Der Bundesaußenminister erwartet erste Signale von der Regierungsbildung in Kabul, die am Freitag auf das Wochenende verschoben worden war. "Wir haben in den letzten Tagen viele moderate Signale gehört, aber wir müssen sie an ihren Taten und nicht an ihren Worten messen", sagt Maas. Es geht darum, ob und wann die Europäer bereit sind, wieder Entwicklungshilfe über die dringendste humanitäre Unterstützung hinaus zur Verfügung zu stellen.
Dabei werden die Europäer auf schmalem Grat wandeln: Geben sie beispielsweise Geld zur Finanzierung der Schulen im Land, weil die Taliban die Lehrer nicht bezahlen können, werden sie auf gleichberechtigtem Unterricht für Mädchen beharren oder nicht? Und wie kann man die Umsetzung kontrollieren?
Evakuierung fortsetzen
Zu den unmittelbaren Zielen der Europäer gehört die Evakuierung von Menschen, die in der chaotischen Endphase am Flughafen Kabul zurückgelassen werden mussten. Hier gibt es eine informelle Zusammenarbeit der Länder, die noch Helfer oder Mitglieder der Zivilgesellschaft ausfliegen wollen. ist. Derzeit bemühen sich die USA, die Türkei und Katar um eine Wiederherstellung des Flugverkehrs in Kabul. Die NATO bestätigt, dass die Gespräche mit den Taliban darüber noch im Gange seien.
Bundesaußenminister Heiko Maas hatte bei seiner Rundreise in die Nachbarländer in der vorigen Woche erste Kontakte geknüpft, um eine Durchreise der Afghanen auf dem Landweg zu organisieren. Künftig aber will die EU in der Region eine gemeinsame diplomatische Präsenz aufbauen, eine Art Brückenkopf, um die Interessen der Europäer in Afghanistan und dessen Nachbarländern zu vertreten. Im nächsten Schritt denkt man auch an eine begrenzte Vertretung in Kabul, wo Geschäftsträger der Mitgliedsländer wie der EU unter einem gemeinsamen Dach arbeiten könnten.

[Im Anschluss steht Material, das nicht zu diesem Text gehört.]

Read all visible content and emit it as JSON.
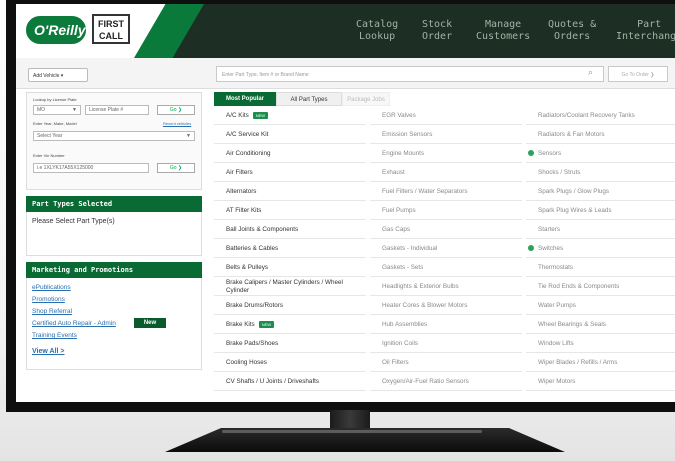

Dafür müsste jedoch zunächst die Sicherheitsfrage geklärt werden. Es gebe verschiedene Modelle, erklären Diplomaten dazu - eine gesicherte Zone am Flughafen zum Beispiel, die im Innenbereich von Soldaten der Mitgliedsländer geschützt werde. Oder ein Modell, in dem westliche Vertreter tageweise aus den Nachbarländern einfliegen. Aber das liegt in der Zukunft, zunächst geht es darum, etwa von Pakistan oder Katar aus überhaupt verlässliche Gesprächskontakte aufzubauen.
Kein Blick zurück
"Die Zeit des Wundenleckens ist vorbei", sagt Heiko Mass zur Frage nach dem Blick zurück. "Wir wollen nicht sehen, wie die gesamte Region zusammenbricht", fügt er hinzu. "Wir können nicht lange diskutieren, sondern müssen Antworten liefern.
Und Maas sagt einmal mehr, dass man ohne die Amerikaner und ihre militärischen Fähigkeiten eben nicht hätte in Kabul bleiben können. Politisch hätte es dazu sowieso keinen Konsens bei den Europäern gegeben. Und wenn man an den Einsatz der bisher fiktiven EU-"Battlegroups" denke, deren Wiederbelebung in Form einer schnellen Eingreiftruppe sich die Verteidigungsminister am Donnerstag vorgenommen hatten, habe der politische Wille dazu bisher nicht gereicht. Ein ernüchterndes Resümee aus dem folgt, dass die EU die veränderte Realität in Afghanistan zur Kenntnis zu nehmen und damit schlecht oder recht umgehen muss.